A Consultant Ophthalmologist at Moorfields Eye Hospital, Pearse is an award-winning specialist in applied clinical imaging.

In your view, what has been the biggest breakthrough in 2018?

My colleague at Moorfields, Anthony Khawaja (with many others) used the huge datasets from UK Biobank to identify more than 60 new genetic markers of glaucoma. I think this could have huge implications for glaucoma screening in the future.

In what areas do you think eye research will make the most progress in 2019?

Ophthalmology leads the way in the application of artificial intelligence (AI) to healthcare. In 2019, I think we will see research in this area becoming more mature. I’m also looking forward to starting my research into the link between neurodegenerative conditions and sight loss. My research will use AI to analyse millions of retinal images and design an early diagnostic technique, which would be a huge step forward in the early treatment of people with neurogenerative conditions.

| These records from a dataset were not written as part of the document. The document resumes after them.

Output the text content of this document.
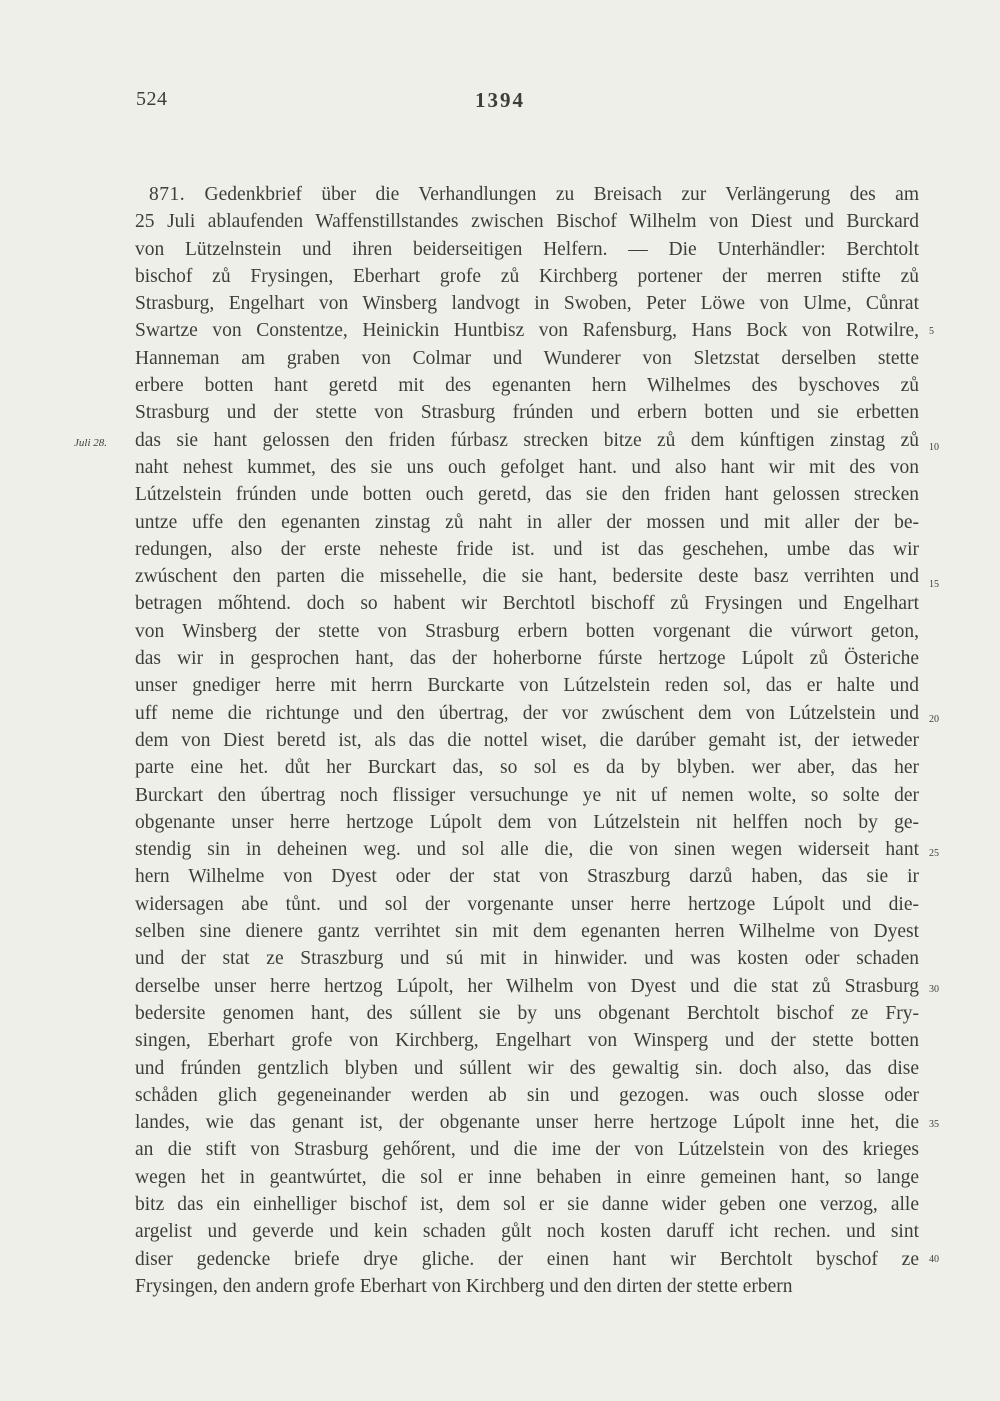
524	1394
Juli 28.
5
10
15
20
25
30
35
40
871. Gedenkbrief über die Verhandlungen zu Breisach zur Verlängerung des am
25 Juli ablaufenden Waffenstillstandes zwischen Bischof Wilhelm von Diest und Burckard
von Lützelnstein und ihren beiderseitigen Helfern. — Die Unterhändler: Berchtolt
bischof zů Frysingen, Eberhart grofe zů Kirchberg portener der merren stifte zů
Strasburg, Engelhart von Winsberg landvogt in Swoben, Peter Löwe von Ulme, Cůnrat
Swartze von Constentze, Heinickin Huntbisz von Rafensburg, Hans Bock von Rotwilre,
Hanneman am graben von Colmar und Wunderer von Sletzstat derselben stette
erbere botten hant geretd mit des egenanten hern Wilhelmes des byschoves zů
Strasburg und der stette von Strasburg frúnden und erbern botten und sie erbetten
das sie hant gelossen den friden fúrbasz strecken bitze zů dem kúnftigen zinstag zů
naht nehest kummet, des sie uns ouch gefolget hant. und also hant wir mit des von
Lútzelstein frúnden unde botten ouch geretd, das sie den friden hant gelossen strecken
untze uffe den egenanten zinstag zů naht in aller der mossen und mit aller der be-
redungen, also der erste neheste fride ist. und ist das geschehen, umbe das wir
zwúschent den parten die missehelle, die sie hant, bedersite deste basz verrihten und
betragen mőhtend. doch so habent wir Berchtotl bischoff zů Frysingen und Engelhart
von Winsberg der stette von Strasburg erbern botten vorgenant die vúrwort geton,
das wir in gesprochen hant, das der hoherborne fúrste hertzoge Lúpolt zů Österiche
unser gnediger herre mit herrn Burckarte von Lútzelstein reden sol, das er halte und
uff neme die richtunge und den úbertrag, der vor zwúschent dem von Lútzelstein und
dem von Diest beretd ist, als das die nottel wiset, die darúber gemaht ist, der ietweder
parte eine het. důt her Burckart das, so sol es da by blyben. wer aber, das her
Burckart den úbertrag noch flissiger versuchunge ye nit uf nemen wolte, so solte der
obgenante unser herre hertzoge Lúpolt dem von Lútzelstein nit helffen noch by ge-
stendig sin in deheinen weg. und sol alle die, die von sinen wegen widerseit hant
hern Wilhelme von Dyest oder der stat von Straszburg darzů haben, das sie ir
widersagen abe tůnt. und sol der vorgenante unser herre hertzoge Lúpolt und die-
selben sine dienere gantz verrihtet sin mit dem egenanten herren Wilhelme von Dyest
und der stat ze Straszburg und sú mit in hinwider. und was kosten oder schaden
derselbe unser herre hertzog Lúpolt, her Wilhelm von Dyest und die stat zů Strasburg
bedersite genomen hant, des súllent sie by uns obgenant Berchtolt bischof ze Fry-
singen, Eberhart grofe von Kirchberg, Engelhart von Winsperg und der stette botten
und frúnden gentzlich blyben und súllent wir des gewaltig sin. doch also, das dise
schåden glich gegeneinander werden ab sin und gezogen. was ouch slosse oder
landes, wie das genant ist, der obgenante unser herre hertzoge Lúpolt inne het, die
an die stift von Strasburg gehőrent, und die ime der von Lútzelstein von des krieges
wegen het in geantwúrtet, die sol er inne behaben in einre gemeinen hant, so lange
bitz das ein einhelliger bischof ist, dem sol er sie danne wider geben one verzog, alle
argelist und geverde und kein schaden gůlt noch kosten daruff icht rechen. und sint
diser gedencke briefe drye gliche. der einen hant wir Berchtolt byschof ze
Frysingen, den andern grofe Eberhart von Kirchberg und den dirten der stette erbern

Do you have any professional New Year’s resolutions for 2019?

My number one professional resolution is to try to be more selective in the talks that I give at conferences and the projects that I take on. I hope to be able to reduce the amount of time away from my family, as well as spending more time reading and generating new research ideas and a bit less time on project management and admin!

Do you have any personal New Year’s resolutions for 2019?

Not really! If I can crack the professional New Year’s resolutions, it will have lots of knock-on benefits for my personal life!